Fostering a culture of compliance and ethical behaviour

An ethical organisation cannot focus on regulation alone. Our directors, executives and senior managers take responsibility for creating, fostering and promoting a positive organisational culture of integrity. We broadcast Sanlam’s core values and ethical principles through all our internal communication channels and publications.


Embedding the right culture and values requires that we educate and instil the importance of integrity, ethics and professionalism into all our employees.

The Sanlam Group strives for high ethical standards and has a long history of professional and ethical behaviour, which we entrench throughout our organisation, including subsidiaries, via our core values and our Code of Ethical Conduct (the code).

The key principles underlying our code are:
  • Ensuring that our conduct at all times conforms to Sanlam’s values
  • Complying with all applicable legislation and regulations
  • Fostering and maintaining an equitable and sustainable employer/employee relationship, including the provision of a safe, healthy and productive working environment
  • Protecting and maintaining the property and information of Sanlam, its employees and its clients
  • Managing and mitigating all conflicts or perceived conflicts of interest
  • Protecting any person who reports violations of the code.

Governance and accountability structures

The Sanlam Board has overall responsibility for the establishment of a corporate culture that will ensure good corporate governance, ethical business practices and adherence to all compliance requirements. In adopting the Group’s Compliance Charter and Policy, the Board has formally acknowledged this responsibility.


All levels of management and employees have a responsibility to ensure good corporate governance, ethical business practices and compliance with all mandated requirements.

Regulatory compliance is reported on in more detail in the 2015 Sanlam Group Annual Report.

Culture of compliance training

Individual business operations are responsible for ethics training, supported by the Group Compliance Officer (GCO). Periodic (usually annual) and mandatory electronic ethics and compliance training programmes are facilitated through our SAP human resources system.
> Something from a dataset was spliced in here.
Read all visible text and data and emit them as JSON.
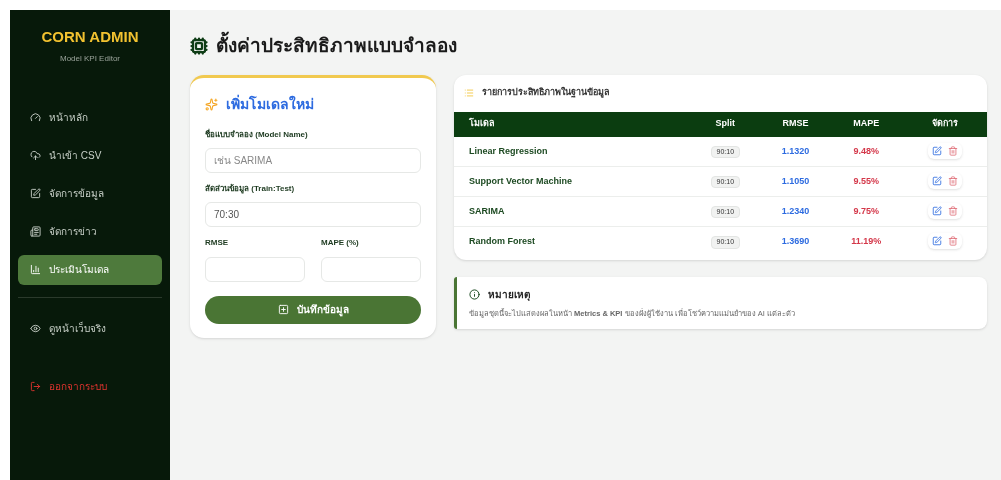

This process is also used as a platform to ensure that employees are familiarised with the most relevant regulatory developments.

During 2015, 63% (2014: 66%) of all Sanlam Personal Finance (SPF) employees took part in one or more of the following Culture of Compliance programmes: Treating Customers Fairly (TCF), Compliance Policy, Conflict of Interest, Operational Health and Safety, Code of Ethical Conduct, Competitions Act, Know Your Business exams and FICA, among others.

Reporting ethical breaches

Any of Sanlam’s stakeholders can report perceived incidents of misconduct and ethical breaches to Sanlam.


View reporting channel chart

Since the introduction of the fraud and ethics hotline in 2001, we have logged a total of 275 calls. Of these, less than 10% of all callers felt the need to remain anonymous. No confirmed material breaches of ethics were reported for the Sanlam Group in 2015.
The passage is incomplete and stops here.